Thursday 15 September 2022

"The idea that the Europeans stole some land which had belonged in perpetuity to any one tribe is ludicrous."


"The idea that the Europeans stole some land which had belonged in perpetuity to any one tribe is therefore ludicrous. The situation in most of North America was similar to northern Europe on the eve of the Germanic migrations, or western Europe as the Celts were moving across the landscape. Precisely to whom the land belonged in any given century at these periods in history was anyone’s guess. The very notion of property is a Graeco-Roman invention which most cultures found foreign until quite recently. But Europeans of the time had little chance of grasping this difference.
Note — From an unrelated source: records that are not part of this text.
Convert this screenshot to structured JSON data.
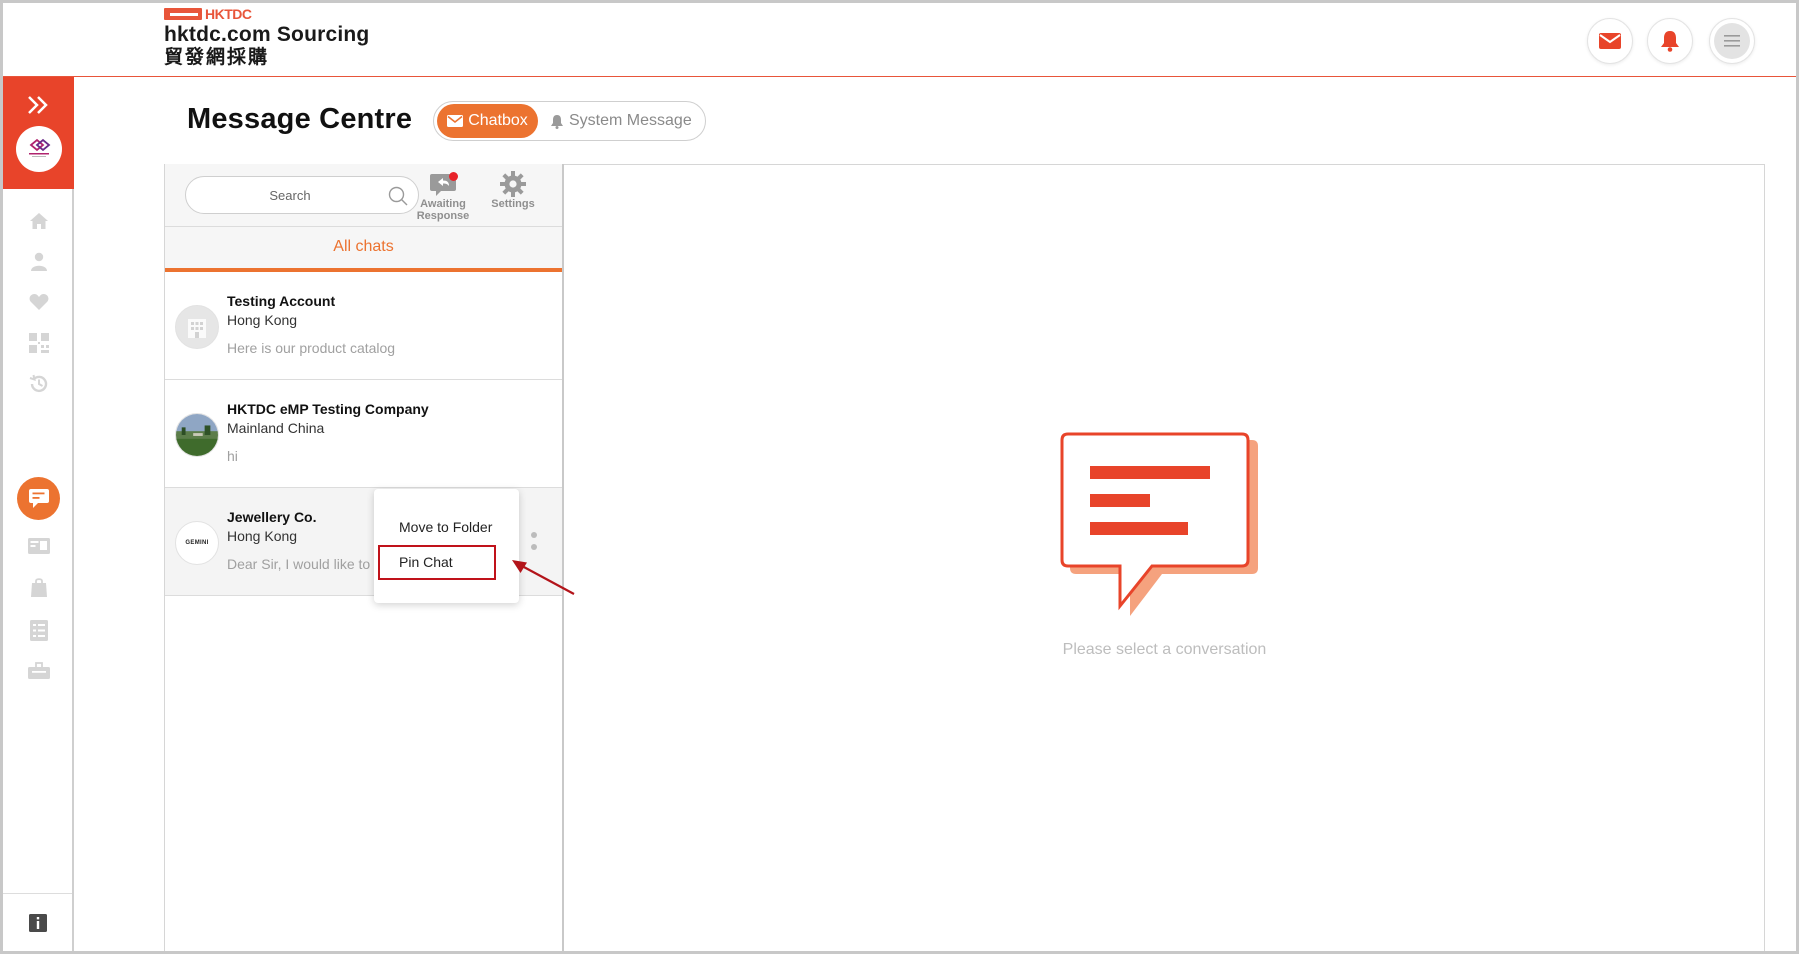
{
  "header": {
    "logo_mark": "HKTDC",
    "logo_title": "hktdc.com Sourcing",
    "logo_chinese": "貿發網採購",
    "buttons": [
      "mail-icon",
      "bell-icon",
      "menu-icon"
    ]
  },
  "sidebar": {
    "items": [
      "home-icon",
      "user-icon",
      "heart-icon",
      "qr-code-icon",
      "history-icon",
      "chat-icon",
      "card-icon",
      "bag-icon",
      "list-icon",
      "tools-icon"
    ],
    "active": "chat-icon",
    "bottom": "info-icon"
  },
  "page": {
    "title": "Message Centre",
    "tabs": {
      "chatbox": "Chatbox",
      "system": "System Message"
    }
  },
  "chatlist": {
    "search_placeholder": "Search",
    "awaiting_label_1": "Awaiting",
    "awaiting_label_2": "Response",
    "settings_label": "Settings",
    "all_chats": "All chats",
    "chats": [
      {
        "name": "Testing Account",
        "location": "Hong Kong",
        "message": "Here is our product catalog"
      },
      {
        "name": "HKTDC eMP Testing Company",
        "location": "Mainland China",
        "message": "hi"
      },
      {
        "name": "Jewellery Co.",
        "location": "Hong Kong",
        "message": "Dear Sir, I would like to k",
        "avatar_text": "GEMINI"
      }
    ]
  },
  "context_menu": {
    "move": "Move to Folder",
    "pin": "Pin Chat"
  },
  "empty_state": {
    "text": "Please select a conversation"
  },
  "colors": {
    "accent": "#ec7330",
    "brand_red": "#e8442a",
    "highlight": "#c0121a"
  }
}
What the Europeans did in the New World was insert themselves into a fluid power struggle which had been ongoing for millennia. Many Native American chiefs were ready to pledge allegiance to the Great ‘Chief of the English’, as a political expedient, just as various English colonies sided with this or that Native American ‘Great Chief’. Despite a few sensational cases of duplicity, most of the time, Europeans tried to buy land from Indians, just like they would buy an acre of land in England. If the local chief assented to this and liked the price, where then was the crime? Many individual Europeans believed that according to the norms of both parties, they had legal usufruct to the land they were working. To judge this as theft is therefore anachronistic...
    "During the Cold War and the Gulf Wars, liberal historians called out excessive nationalism and jingoism, based on the legitimate fear that military types might start a war for no good reason... So there is always a place for liberal critique within history. But on this issue, it’s more difficult to see the value of Pilgrim-bashing to today’s Native Americans, apart from making them bitter and resentful, and everyone else feel guilty and ashamed.
    "​The real reason to perpetuate such a disastrously one-sided view, it seems, is if one is in a tiny minority of activists who has ‘drunk the kool-aid’ of Cultural Marxism — an ideology bent on bringing maximum embarrassment to Capitalism, Democracy, Western Civilisation and Europeans in general, in the vain hope that this will somehow bring about a sort of… what? Revolution? Really? Let’s not be naive. The only reason to be this consistently, this unreasonably angry about things which happened centuries ago, is if one sees the entirety of experience through the lens of perpetual racism and victimisation, and crucially, if one does not believe in the power of democracy to correct these wrongs....
    "It is high time that historians spoke out against the dangerous misuse of history which supports the zealotry and iconoclasm currently emanating from our educational systems. This has become far too culturally dominant, far too damaging to global society, for us to ignore it any further. In the name of science, fairness, level-headedness, humanity, and democracy itself."
 
~ Historian Jeff Fynn-Paul, from his article  'The myth of the ‘stolen country’ '

1 comment:

MarkT said...

Very well said. Applies equally, if not more so to most of the criticism of colonialism in NZ too.